Hoofdstuk I Algemene bepalingen

Artikel 1 Begripsomschrijvingen

Deze verordening verstaat onder:

  • a.

    bedrijveninvesteringszone: het bij deze verordening aangewezen gebied in de gemeente waarbinnen de BIZ-bijdrage wordt geheven. Het aangewezen gebied staat aangegeven op de bij deze verordening behorende en daarvan deel uitmakende kaart (bijlage 1);

  • b.

    wet: Wet op de bedrijveninvesteringszones;

  • c.

    college: het college van burgemeester en wethouders;

  • d.

    uitvoeringsovereenkomst: de tussen de gemeente Roermond en Stichting BIZ Swalmen gesloten Uitvoeringsovereenkomst van 21 april 2015;

  • e.

    activiteitenplan: het plan waarin de activiteiten, zoals bedoeld in artikel 1 lid 2 van de wet, staan vermeld die de stichting namens de ondernemers zal uitvoeren.
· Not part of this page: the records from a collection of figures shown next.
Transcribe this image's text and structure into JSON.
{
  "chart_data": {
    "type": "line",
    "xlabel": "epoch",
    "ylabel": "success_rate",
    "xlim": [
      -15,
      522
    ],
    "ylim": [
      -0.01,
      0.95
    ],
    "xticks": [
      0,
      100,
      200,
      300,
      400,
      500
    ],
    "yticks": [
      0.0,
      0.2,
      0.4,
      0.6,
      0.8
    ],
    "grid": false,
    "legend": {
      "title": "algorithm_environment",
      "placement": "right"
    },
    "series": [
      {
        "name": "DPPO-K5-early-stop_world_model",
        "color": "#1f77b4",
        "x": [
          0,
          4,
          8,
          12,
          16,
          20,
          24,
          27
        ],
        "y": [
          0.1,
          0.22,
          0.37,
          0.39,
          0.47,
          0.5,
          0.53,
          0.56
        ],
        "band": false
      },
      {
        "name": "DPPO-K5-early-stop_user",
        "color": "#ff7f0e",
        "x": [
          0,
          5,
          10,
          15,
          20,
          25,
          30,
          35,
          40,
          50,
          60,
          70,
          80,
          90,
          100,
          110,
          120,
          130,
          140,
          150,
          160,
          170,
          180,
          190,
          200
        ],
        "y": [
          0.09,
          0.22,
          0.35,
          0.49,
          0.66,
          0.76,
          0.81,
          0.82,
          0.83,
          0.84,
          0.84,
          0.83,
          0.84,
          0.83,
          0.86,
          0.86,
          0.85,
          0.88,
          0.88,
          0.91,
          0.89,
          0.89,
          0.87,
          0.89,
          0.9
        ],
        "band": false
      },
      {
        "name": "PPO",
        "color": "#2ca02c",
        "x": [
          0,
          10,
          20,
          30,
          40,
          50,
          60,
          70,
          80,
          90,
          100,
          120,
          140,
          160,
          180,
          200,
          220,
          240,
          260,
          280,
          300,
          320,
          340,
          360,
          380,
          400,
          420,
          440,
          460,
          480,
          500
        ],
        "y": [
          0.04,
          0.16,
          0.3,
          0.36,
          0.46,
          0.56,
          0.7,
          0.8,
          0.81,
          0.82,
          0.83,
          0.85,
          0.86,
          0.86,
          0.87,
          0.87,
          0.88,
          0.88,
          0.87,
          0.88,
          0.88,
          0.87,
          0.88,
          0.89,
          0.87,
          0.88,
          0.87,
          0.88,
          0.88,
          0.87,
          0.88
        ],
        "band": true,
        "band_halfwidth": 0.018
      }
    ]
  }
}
Hoofdstuk II Belastingbepalingen

Artikel 2 belastbaar feit en aard van de belasting

  • 1. Onder de naam ‘BIZ-bijdrage’ wordt jaarlijks een directe belasting geheven ter zake van binnen de bedrijveninvesteringszone gelegen onroerende zaken die op grond van artikel 220a Gemeentewet niet in hoofdzaak tot woning dienen.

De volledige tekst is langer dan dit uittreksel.